- Theatrical release poster
- Directed by: Ramenahalli Jagannath
- Written by: Ramenahalli Jagannath
- Produced by: Jai Chamundeshwari Productions
- Starring: Nihar Mukesh; Rachana Inder; Sithara; Rajesh Nataranga; Ravindra Vijay;
- Cinematography: Deepak Yaragera
- Edited by: Suresh Armugam
- Music by: Joe Costa
- Production company: Jai Chamundeshwari Productions
- Distributed by: Janani Pictures
- Release date: 1 January 2026;
- Country: India
- Language: Kannada
- Budget: ₹2.08 crore
- Box office: ₹5.32 crore

= Theertharoopa Thandeyavarige =

Theertharoopa Thandeyavarige is a 2026 Indian Kannada‑language family drama film written and directed by Ramenahalli Jagannatha and produced under the Jai Chamundeshwari Productions banner. It stars debutant Nihar Mukesh, and Rachana Inder in the lead, alongside Sithara, Rajesh Nataranga, Ravindra Vijay, Ajith Hande, and Ashwitha R. Hegde in supporting roles. Joe Costa composed the music, Deepaka Yaregara served as director of photography, and Suresh Arumugam handled editing.

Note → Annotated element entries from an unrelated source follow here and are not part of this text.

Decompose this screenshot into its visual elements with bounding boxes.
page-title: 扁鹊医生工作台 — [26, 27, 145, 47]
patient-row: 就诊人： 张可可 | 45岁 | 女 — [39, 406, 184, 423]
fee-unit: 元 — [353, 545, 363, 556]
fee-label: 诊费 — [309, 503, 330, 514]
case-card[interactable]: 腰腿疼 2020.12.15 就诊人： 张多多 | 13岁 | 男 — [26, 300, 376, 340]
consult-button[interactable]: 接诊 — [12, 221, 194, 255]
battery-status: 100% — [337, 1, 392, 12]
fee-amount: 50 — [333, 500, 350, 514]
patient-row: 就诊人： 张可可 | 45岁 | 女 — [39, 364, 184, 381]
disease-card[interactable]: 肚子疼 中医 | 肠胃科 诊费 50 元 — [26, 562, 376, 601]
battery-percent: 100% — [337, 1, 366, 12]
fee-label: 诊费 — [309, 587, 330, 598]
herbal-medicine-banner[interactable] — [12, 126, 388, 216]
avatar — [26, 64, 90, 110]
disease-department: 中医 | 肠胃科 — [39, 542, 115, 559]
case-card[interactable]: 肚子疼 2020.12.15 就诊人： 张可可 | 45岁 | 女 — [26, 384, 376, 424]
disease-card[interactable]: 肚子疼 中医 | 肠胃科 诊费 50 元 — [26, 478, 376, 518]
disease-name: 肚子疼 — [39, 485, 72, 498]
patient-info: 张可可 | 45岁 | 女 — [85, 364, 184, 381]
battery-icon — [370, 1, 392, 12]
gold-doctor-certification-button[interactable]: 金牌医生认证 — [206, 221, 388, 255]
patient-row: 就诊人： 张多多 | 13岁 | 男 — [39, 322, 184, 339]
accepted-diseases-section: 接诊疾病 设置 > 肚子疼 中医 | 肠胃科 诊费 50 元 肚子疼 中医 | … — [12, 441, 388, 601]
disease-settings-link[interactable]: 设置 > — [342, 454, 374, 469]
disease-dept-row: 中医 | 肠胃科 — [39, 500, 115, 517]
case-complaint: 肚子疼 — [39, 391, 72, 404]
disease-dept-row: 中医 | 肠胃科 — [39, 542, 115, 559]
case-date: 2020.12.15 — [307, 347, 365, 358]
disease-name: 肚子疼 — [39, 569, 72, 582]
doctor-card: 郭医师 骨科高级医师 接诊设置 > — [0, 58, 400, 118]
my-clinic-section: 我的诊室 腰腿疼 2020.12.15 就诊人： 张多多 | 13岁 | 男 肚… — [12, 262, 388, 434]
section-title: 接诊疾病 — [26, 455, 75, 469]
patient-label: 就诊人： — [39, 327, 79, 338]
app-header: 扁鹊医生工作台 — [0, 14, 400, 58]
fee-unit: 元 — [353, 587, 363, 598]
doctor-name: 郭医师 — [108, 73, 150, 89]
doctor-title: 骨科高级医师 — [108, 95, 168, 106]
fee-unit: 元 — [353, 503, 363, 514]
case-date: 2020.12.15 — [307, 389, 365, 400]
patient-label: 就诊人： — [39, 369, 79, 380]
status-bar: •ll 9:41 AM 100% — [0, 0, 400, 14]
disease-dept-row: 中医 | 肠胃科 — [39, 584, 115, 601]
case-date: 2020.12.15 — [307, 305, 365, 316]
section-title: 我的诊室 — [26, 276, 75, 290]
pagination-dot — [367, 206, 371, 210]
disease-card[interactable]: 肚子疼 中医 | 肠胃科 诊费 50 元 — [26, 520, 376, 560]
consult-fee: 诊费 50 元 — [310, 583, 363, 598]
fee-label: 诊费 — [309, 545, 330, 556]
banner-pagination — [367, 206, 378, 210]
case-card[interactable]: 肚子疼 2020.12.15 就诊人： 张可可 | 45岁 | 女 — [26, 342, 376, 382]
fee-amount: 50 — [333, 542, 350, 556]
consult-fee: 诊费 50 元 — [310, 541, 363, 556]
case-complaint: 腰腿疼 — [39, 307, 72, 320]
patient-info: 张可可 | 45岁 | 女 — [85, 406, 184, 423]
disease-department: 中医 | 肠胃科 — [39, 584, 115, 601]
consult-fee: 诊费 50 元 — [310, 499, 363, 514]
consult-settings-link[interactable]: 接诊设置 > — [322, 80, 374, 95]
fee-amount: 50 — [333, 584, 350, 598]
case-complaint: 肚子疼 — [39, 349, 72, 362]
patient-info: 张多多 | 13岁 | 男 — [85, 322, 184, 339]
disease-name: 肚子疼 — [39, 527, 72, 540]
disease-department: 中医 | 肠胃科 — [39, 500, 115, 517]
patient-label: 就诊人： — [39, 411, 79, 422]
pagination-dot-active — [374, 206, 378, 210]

The official trailer was released on December 6, 2025 via Anand Audio’s YouTube channel. The film was theatrically released in India on January 1, 2026 and runs 149 minutes.

== Plot ==
Pruthvi, a popular travel vlogger, harbors resentment toward his single mother Janaki and keeps his distance from home. As he grows close to Akshara, the daughter of a senior journalist, a chain of revelations forces him to confront the past—particularly the disappearance and public stature of his estranged father. The film traces Pruthvi’s search and the emotional reconciliation that follows, exploring friendships outside conventional labels, class divides within relationships, and the healing of fractured family bonds.

== Production ==
=== Development ===
Following his 2023 debut Hondisi Bareyiri, director Ramenahalli Jagannatha pursued another slice‑of‑life/family‑values story centered on relationships and emotional healing. Pre‑release interviews emphasized a New Year’s Day launch and the film’s focus on how a single mistake can shake a family before it finds a way back together.

The filming took place across multiple regions, with sequences set in or traveling through Moodigere, Mysuru, Kochi, Meghalaya, and the United States.

=== Marketing ===
The official trailer premiered on December 6, 2025 on the Anand Audio channel, highlighting the film’s family‑drama premise, Joe Costa’s score, and credits for the core crew. Promotional coverage in Kannada media reinforced the January 1 release plan and the film’s positioning as a family‑audience title to start 2026.

== Music ==
Joe Costa composed the soundtrack and background score. The lyrics were written by Nagarjuna Sharma, and Ramenahalli Jagannatha.

Track listing
| No. | Title | Lyrics | Singer(s) | Length |
|---|---|---|---|---|
| 1. | "Nanade Jagadalli" | Ramenahalli Jagannatha | Kapil Kapilan | 3:47 |
| 2. | "Nee Nannavale" | Nagarjun Sharma | Rajath Hegde, Eesha Suchi | 3:05 |

==Release and reception==
The film was released theatrically in India on January 1, 2026, with a reported runtime of 149 minutes.

Early critical response in English and Kannada media has been mixed‑to‑positive: The Hindu praised the film’s relatable slice‑of‑life approach, strong performances (particularly Ravindra Vijay and Sithara), and authentic character interactions, noting some pacing issues and a few over‑extended sequences. India Today called it “a truly emotional and engaging family drama,” lauding the balance of emotions and the delicately handled budding romance, while pointing out gaps in the screenplay and unresolved elements.

Kannada outlets such as TV9 Kannada, Eedina, and Prajavani highlighted the film’s emotional core, performances of the senior cast, and Joe Costa’s background score and Deepaka Yaregara’s cinematography; criticisms centered on screenplay trims, certain logical leaps, and portions perceived as overlong.